The Infrascale DPA/vDPA Appliance has the ability to coordinate with VSS to back up virtual machines without taking them offline or interrupting them - normally called 'live' or 'hot' backups. but there are several conditions that must be met for this to occur.

Note: Windows Server 2012R2 and 2016 are not affected by this and will always be keeping the Virtual Machine online during the backup operation.

The requirements for Hyper-V are listed below: 
  1. The Guest must be running one of the supported OS's of the relevant Host OS as below:

    - Host running Server 2008 R2 -
    - Host running Server 2012 -
    - Host running Server 2012 R2 -
    - Host running Server 2016 -
  2. The latest "Integration Services" must be installed. This can be checked by connecting to the virtual machine and then go to 'Action' > 'Insert Integration Services Setup Disk'.

  3. In the Properties dialog of the VM, from either Hyper-V Manager or SCVMM, look on the Integration Services tab and ensure that “Backup (volume snapshot)” is checked (see screenshot below).

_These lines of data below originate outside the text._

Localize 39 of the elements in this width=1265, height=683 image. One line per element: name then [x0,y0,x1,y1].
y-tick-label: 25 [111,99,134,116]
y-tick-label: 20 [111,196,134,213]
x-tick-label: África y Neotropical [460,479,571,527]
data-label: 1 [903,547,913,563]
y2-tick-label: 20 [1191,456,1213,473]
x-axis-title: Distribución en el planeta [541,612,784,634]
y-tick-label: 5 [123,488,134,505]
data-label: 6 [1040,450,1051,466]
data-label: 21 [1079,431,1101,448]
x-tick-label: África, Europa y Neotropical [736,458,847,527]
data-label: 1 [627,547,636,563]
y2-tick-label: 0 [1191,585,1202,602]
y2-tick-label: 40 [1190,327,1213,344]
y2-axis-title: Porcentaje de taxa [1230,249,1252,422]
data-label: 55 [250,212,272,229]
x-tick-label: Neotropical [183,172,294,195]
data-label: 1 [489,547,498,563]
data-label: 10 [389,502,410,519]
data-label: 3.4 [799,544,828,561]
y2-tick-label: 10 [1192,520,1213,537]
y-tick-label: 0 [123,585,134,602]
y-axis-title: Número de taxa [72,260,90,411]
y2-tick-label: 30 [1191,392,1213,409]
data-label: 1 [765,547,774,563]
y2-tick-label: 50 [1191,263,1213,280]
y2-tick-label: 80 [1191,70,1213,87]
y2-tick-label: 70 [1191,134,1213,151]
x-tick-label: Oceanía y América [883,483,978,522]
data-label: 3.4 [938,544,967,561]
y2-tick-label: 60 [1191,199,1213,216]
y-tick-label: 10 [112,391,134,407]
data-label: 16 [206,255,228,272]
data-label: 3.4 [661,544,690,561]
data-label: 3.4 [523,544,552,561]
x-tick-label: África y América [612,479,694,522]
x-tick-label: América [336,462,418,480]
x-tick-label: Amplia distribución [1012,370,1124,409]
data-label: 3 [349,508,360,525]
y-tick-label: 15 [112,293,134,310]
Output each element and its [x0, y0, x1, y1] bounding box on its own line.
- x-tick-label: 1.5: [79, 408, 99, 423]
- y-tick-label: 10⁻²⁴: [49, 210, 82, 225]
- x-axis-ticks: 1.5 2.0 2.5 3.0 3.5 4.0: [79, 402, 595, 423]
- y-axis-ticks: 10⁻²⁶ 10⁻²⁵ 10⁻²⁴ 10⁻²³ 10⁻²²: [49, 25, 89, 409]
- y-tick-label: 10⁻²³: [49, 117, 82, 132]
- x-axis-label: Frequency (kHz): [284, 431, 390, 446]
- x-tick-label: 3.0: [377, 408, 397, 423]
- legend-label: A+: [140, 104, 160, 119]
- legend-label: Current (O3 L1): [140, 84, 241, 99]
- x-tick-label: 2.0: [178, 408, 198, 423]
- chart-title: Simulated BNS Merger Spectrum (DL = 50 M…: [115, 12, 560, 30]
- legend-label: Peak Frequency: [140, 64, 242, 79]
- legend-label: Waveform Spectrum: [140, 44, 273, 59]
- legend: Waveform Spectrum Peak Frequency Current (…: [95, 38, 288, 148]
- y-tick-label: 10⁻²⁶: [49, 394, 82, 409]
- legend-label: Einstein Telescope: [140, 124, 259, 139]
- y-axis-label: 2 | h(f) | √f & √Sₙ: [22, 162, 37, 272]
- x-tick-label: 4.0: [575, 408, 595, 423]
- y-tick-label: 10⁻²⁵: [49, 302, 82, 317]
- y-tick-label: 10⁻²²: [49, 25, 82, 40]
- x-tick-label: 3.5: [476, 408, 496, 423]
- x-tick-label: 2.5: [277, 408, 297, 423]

  4. The guest VM is in a running state
  5. All the guest VM's disks have ample free space available for the internal shadow copy to complete. You must have 10% free disk space on each disk.
  6. In the guest VM, the service with name "Hyper-V Volume Shadow Copy Requestor" is running
  7. The Snapshot File Location for the VM is set to be the same volume in the host operating system as the VHD files for the VM
  8. The guest operating system must have its own VSS support (Vista desktops and later, 2003 Server and later).
  9. The guest VM must have a SCSI controller attached in the VM settings (in Hyper-V Manager). There is no need to have any disks on the controller, but it must be present.  
  10. The guest VM must not have any Shadow Storage assignment of a volume explicitly set to a different volume other than itself.
  11. There must not be any App-V drives installed on the virtual machine as this creates a non-NTFS volume.
  12. If the guest OS has a system reserved partition, verify that it has at least 45MB of free space. If less than that is free, ensure that a windows shadow copy can be created as per the screenshot below:

  13. All of the virtual machine’s volumes must be formatted with NTFS/ReFS. The volume that contains the .VHD(s) for the VM must also be formatted with NTFS/ReFS. The guest operating system’s disks must be “Basic”, not “Dynamic” (this is not the same as dynamic vs. fixed VHDs, see screenshot below).
  14. The “COM+ Event System”, “Distributed Transaction Coordinator”, “Remote Procedure Call (RPC)”, and “System Event Notification” services must be running within the VM. By default, these are set to “Automatic” and/or “Automatic (Delayed Start)”. The “COM+ System Application” and “Microsoft Software Shadow Copy Provider” and “Volume Shadow Copy” services must at least be set to Manual, which is the default for these. It is acceptable, but not required, to set them to “Automatic” or “Automatic (Delayed Start)”.
  15. Check if you are getting a "vmicvss" with event ID 13 inside the Application event log of the VM that is specifying that Windows cannot perform an online backup of this system. Event below:
    Event ID: 13
    Source: vmicvss    
    Description: Windows cannot perform an online backup of this system because scoped snapshots are enabled. To resolve this, disable scoped snapshots by creating the following registry value on this computer:
         PATH: HKEY_LOCAL_MACHINE\SOFTWARE\Microsoft\Windows NT\CurrentVersion\SystemRestore\
         DWORD: ScopeSnapshots
         Value: 0

The simplistic explanation of these backup types is that the VSS writer is called within the Hyper-V host. It notifies the Integration Services within the VM that a backup is about to occur. Integration Services negotiates with the VM’s VSS writer to take the VSS snapshot. With the exception of the Integration Services, all the above requirements are generally the same for a VSS-based traditional backup; the difference is that all components of the VM must comply. For instance, a traditional backup on a system with a dynamic disk or FAT32 volume can use the VSS writer for everything except the protected data that lives on a dynamic disk or FAT32 volume. Because the entire VM must be synchronized with the parent partition’s VSS writer, the entire VM must be able to interact with VSS or the entire VM must be paused while the parent’s VSS writer operates on it.